The objective of the work, published in the PN PNAS magazine ’, is to deactivate the antitumor function of these cells, called pericytes, and force them to work on tumor expansion. This change in the function of pericytes, which are no longer defending cells to become “enemies”, is achieved by glioblastoma by altering one of the cellular “cleaning services”, chaperone-mediated autophagy.
And, through autophagy, the cell breaks down and destroys damaged or abnormal proteins, and chaperones are proteins that actively work in this task. The alteration by the glioblastoma of this cleaning service changes the proinflammatory defense function of the pericytes by another immunosuppressive, which favors the survival of the tumor.
Specifically, researchers have been able to verify in a mouse model that the blockage of this abnormal autophagy hinders the development of the tumor, causing defective adhesion of glioblastoma to the pericyte and, with it, the death of cancer cells, so It becomes a promising therapeutic goal.

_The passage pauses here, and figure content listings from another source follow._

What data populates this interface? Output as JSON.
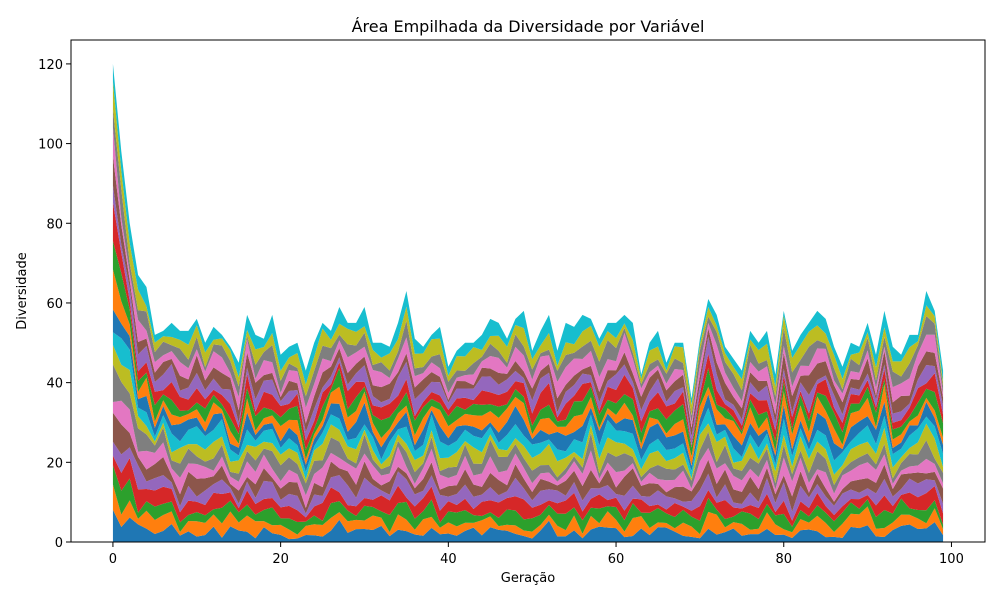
{
  "chart_data": {
    "type": "area",
    "stacked": true,
    "title": "Área Empilhada da Diversidade por Variável",
    "xlabel": "Geração",
    "ylabel": "Diversidade",
    "xlim": [
      -5,
      104
    ],
    "ylim": [
      0,
      126
    ],
    "xticks": [
      0,
      20,
      40,
      60,
      80,
      100
    ],
    "yticks": [
      0,
      20,
      40,
      60,
      80,
      100,
      120
    ],
    "grid": false,
    "legend": "none",
    "colors": [
      "#1f77b4",
      "#ff7f0e",
      "#2ca02c",
      "#d62728",
      "#9467bd",
      "#8c564b",
      "#e377c2",
      "#7f7f7f",
      "#bcbd22",
      "#17becf"
    ],
    "n_series_repeat": 2,
    "totals": [
      120,
      98,
      80,
      67,
      64,
      52,
      53,
      55,
      53,
      53,
      56,
      50,
      54,
      52,
      49,
      45,
      57,
      52,
      51,
      57,
      47,
      49,
      50,
      43,
      50,
      55,
      53,
      59,
      55,
      55,
      59,
      50,
      50,
      49,
      55,
      63,
      51,
      49,
      52,
      54,
      44,
      48,
      50,
      50,
      52,
      56,
      55,
      51,
      56,
      58,
      48,
      53,
      57,
      48,
      55,
      54,
      57,
      56,
      51,
      55,
      55,
      57,
      55,
      42,
      50,
      53,
      45,
      50,
      50,
      36,
      51,
      61,
      57,
      49,
      46,
      43,
      53,
      50,
      53,
      42,
      58,
      48,
      52,
      55,
      58,
      56,
      49,
      44,
      50,
      49,
      55,
      47,
      58,
      49,
      47,
      52,
      52,
      63,
      58,
      43
    ]
  }
}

“This work reveals a previously unknown capacity of glioblastoma to modulate chaperone-mediated autophagy (AMC) in pericytes, and thus promote tumor progression. Our results point to the AMC as a promising therapeutic goal to treat this aggressive brain cancer so far without cure, ”says Salvador Martínez, director of the Experimental Neurobiology group at the Institute of Neurosciences.